In his brilliant book on modern journalism, Nick Davies demonstrates how PR firms manage to get spurious stories reported around the globe as no one has the time to check them out. I found a case of flat earth news in action when Insurance Times asked me to write this article on the apparent threat of burglars using social networking sites to plan their robberies. Insurer Legal & General had released a report co-authored with a celebrity “burglar” which had been covered by national newspapers and websites around the world. But despite the fact that Legal & General’s director of underwriting had been quoted widely discussing charging householders with teenagers more for their insurance, he couldn’t provide any evidence of this actually happening. Neither could the celebrity burglar, a veteran of numerous PR campaigns since he went straight 20 years ago. (What exactly are the CPD requirements for burglars?) And neither were any of the police forces I contacted or the Home Office aware of it either. It turns out the whole thing was the idea of Legal & General’s PR company, Fishburn Hedges.

No wonder the Americans are worried

Insurance Times’ Lobby series concluded with my look at what new legislation the European Commission was planning to throw at insurers. The answer, I found, is an awful lot, on everything from financial regulation to anti-discrimination. UK politicians may talk a good game but they have little to do the rules that really govern the way businesses work – and how much we pay in premiums. And our leaders will have even less influence if they’re hanging out with far-right fringe groups, rather than people like Merkel and Sarkozy.
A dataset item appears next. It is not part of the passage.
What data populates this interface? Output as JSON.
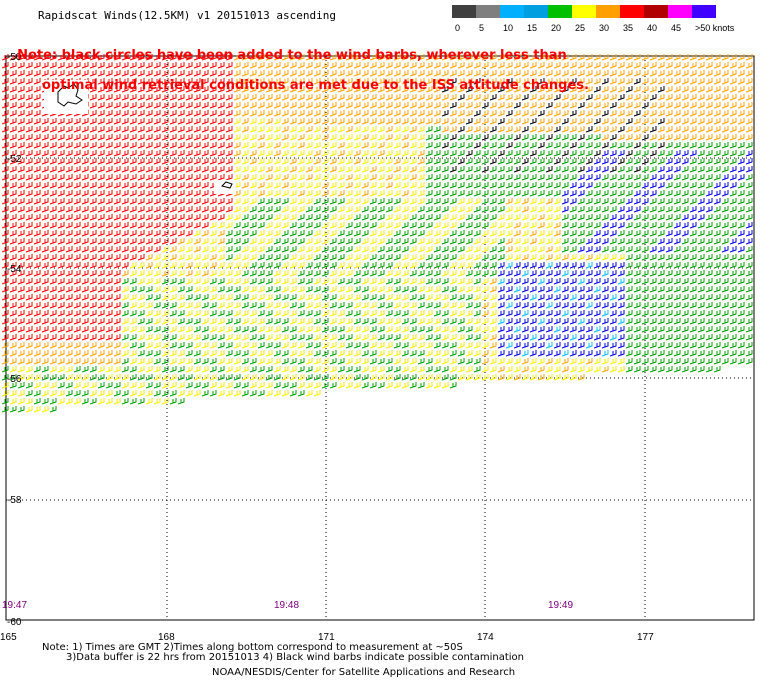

Grilling the Tories on insurance

Finally! The Tories have outlined some policies. They weren’t quite so forthcoming last week when I was trying to find out exactly what they were going to do about some rather arcane areas of interest to insurers, for Insurance Times’ lobby series. But I did get to speak to some of the less familiar faces on their front bench, including their go-to man for motor insurance, Robert Goodwill. Eurosceptic steam-train enthusiast Goodwill has a model engine with livery that says “Keep The Pound” – could anything BE more Tory?